It is strawberry season here right now and I have been buying strawberries every week for the last month and a half. I've been eating them on their own, with skyr, dipped in chocolate, mixed in a fruit salad with watermelon and mint, in a peach crisp, and this week, I came across an amazing deal for strawberries. With three 500g cartons of strawberries at home, I decided to make some jam. The recipe I used for this Strawberry Vanilla Bean jam comes from Completely Delicious and it tastes amazing! The vanilla really comes through and although the addition of balsamic vinegar may seem a little strange, it helps offset the sweetness of the jam a little.

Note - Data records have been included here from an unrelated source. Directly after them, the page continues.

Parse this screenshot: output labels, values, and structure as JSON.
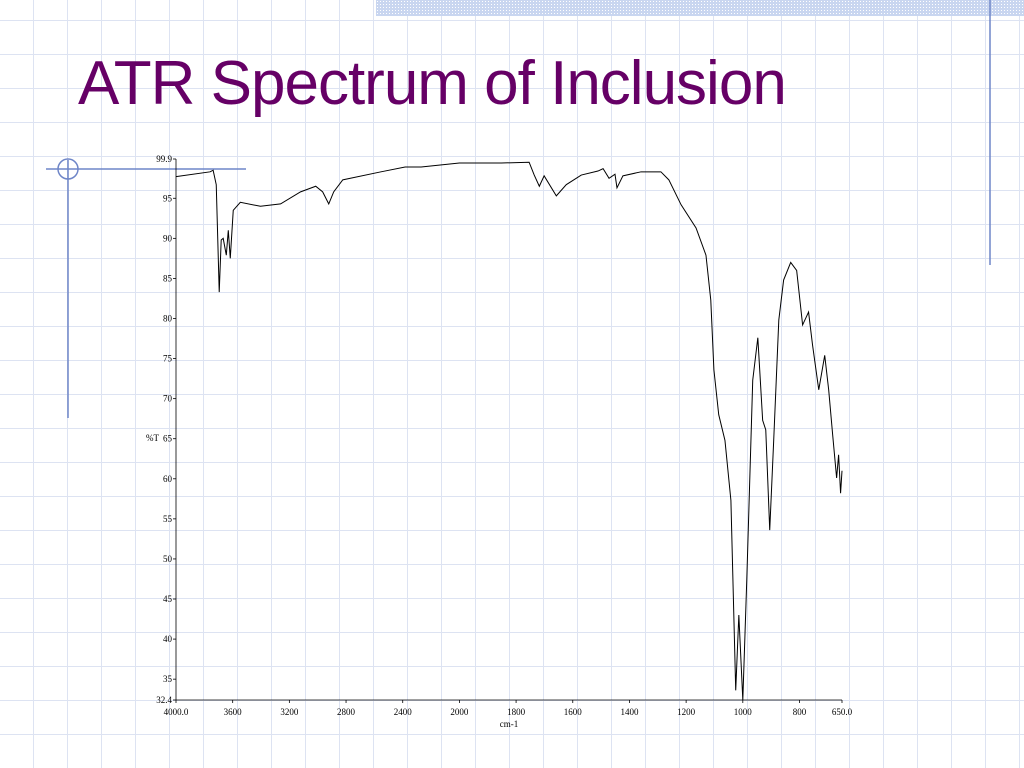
{
  "chart_data": {
    "type": "line",
    "title": "ATR Spectrum of Inclusion",
    "x_label": "cm-1",
    "y_label": "%T",
    "color": "#000000",
    "xlim": [
      4000,
      650
    ],
    "x_break": 2000,
    "x_break_expansion": 2,
    "xticks": [
      {
        "value": 4000,
        "label": "4000.0"
      },
      3600,
      3200,
      2800,
      2400,
      2000,
      1800,
      1600,
      1400,
      1200,
      1000,
      800,
      {
        "value": 650,
        "label": "650.0"
      }
    ],
    "ylim": [
      32.4,
      99.9
    ],
    "yticks": [
      32.4,
      35,
      40,
      45,
      50,
      55,
      60,
      65,
      70,
      75,
      80,
      85,
      90,
      95,
      99.9
    ],
    "x": [
      4000,
      3759,
      3738,
      3716,
      3695,
      3681,
      3667,
      3645,
      3631,
      3617,
      3596,
      3546,
      3404,
      3262,
      3121,
      3014,
      2965,
      2922,
      2887,
      2823,
      2553,
      2383,
      2270,
      2000,
      1852,
      1754,
      1736,
      1718,
      1701,
      1658,
      1623,
      1570,
      1511,
      1493,
      1472,
      1451,
      1444,
      1423,
      1359,
      1289,
      1261,
      1218,
      1165,
      1130,
      1113,
      1102,
      1085,
      1063,
      1042,
      1025,
      1014,
      1000,
      986,
      965,
      947,
      930,
      919,
      905,
      891,
      873,
      856,
      831,
      810,
      789,
      768,
      754,
      732,
      711,
      697,
      683,
      669,
      662,
      655,
      650
    ],
    "values": [
      97.7,
      98.3,
      98.5,
      96.7,
      83.3,
      89.8,
      90.0,
      87.9,
      91.0,
      87.5,
      93.5,
      94.5,
      94.0,
      94.3,
      95.8,
      96.5,
      95.8,
      94.3,
      95.8,
      97.3,
      98.3,
      98.9,
      98.9,
      99.4,
      99.4,
      99.5,
      97.9,
      96.5,
      97.8,
      95.3,
      96.7,
      97.9,
      98.4,
      98.7,
      97.5,
      98.0,
      96.3,
      97.8,
      98.3,
      98.3,
      97.3,
      94.2,
      91.3,
      87.9,
      82.3,
      73.6,
      68.0,
      64.8,
      57.3,
      33.6,
      43.0,
      32.4,
      47.4,
      72.3,
      77.6,
      67.3,
      66.1,
      53.6,
      64.8,
      79.8,
      84.8,
      87.0,
      86.0,
      79.2,
      80.8,
      76.7,
      71.1,
      75.4,
      71.1,
      65.5,
      60.1,
      63.0,
      58.2,
      61.0
    ]
  }
}
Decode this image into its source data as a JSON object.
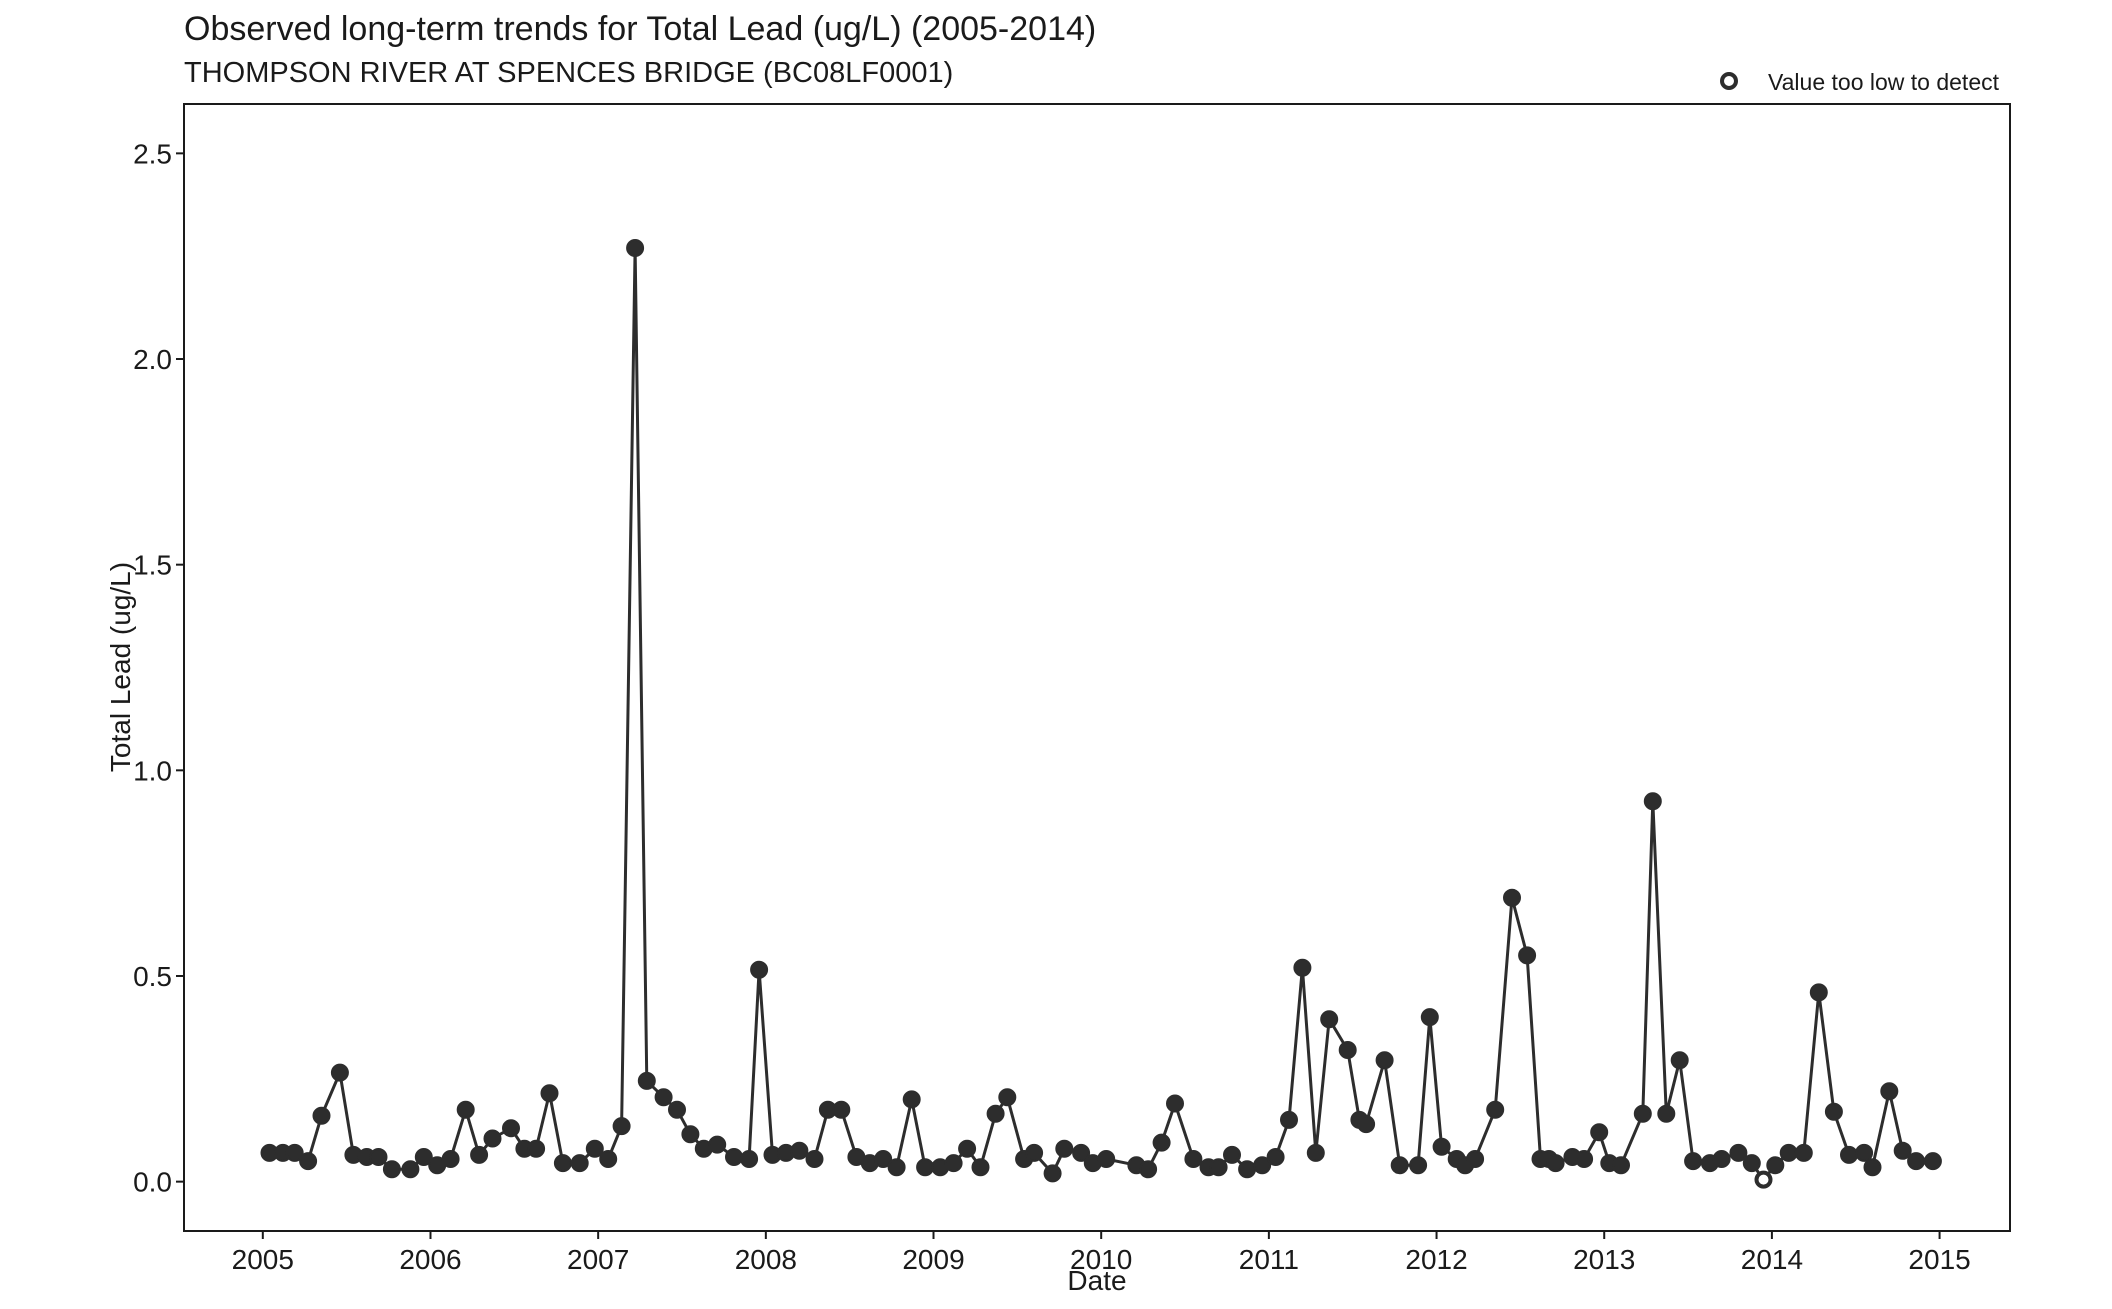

Strawberry Vanilla Bean Jam (from Completely Delicious)
Recipe says that this can make 6 cups of jam, but I only got about 4.
2 pounds (900 grams) strawberries, hulled and sliced
1/4 cup fresh lemon juice
1 tbsp balsamic vinegar
2 cups sugar (I used raw sugar)
1 vanilla bean, split lengthwise
Combine all of the ingredients in a large saucepan. Use a large fork or potato masher to break the strawberries into smaller chunks. Bring the mixture to a boil over medium high heat and stir frequently. Reduce heat and simmer mixture until thickened, this will take about 45 minutes to an hour. Skim foam off of the top, remove vanilla bean, and pour into containers for storage.
If you are canning the jam, don't forget to sterilize the jars in boiling water for 10 minutes. Canned jam can be stored for up to a year at room temperature, jam stored in the freezer can keep for several months, and jam kept in the fridge will keep for several weeks.
Now that I know how easy it is to make jam, it is hard to go back to the store bought stuff. I am tempted to buy some more strawberries this week to increase our stock but I think I will just enjoy and finish what we have first!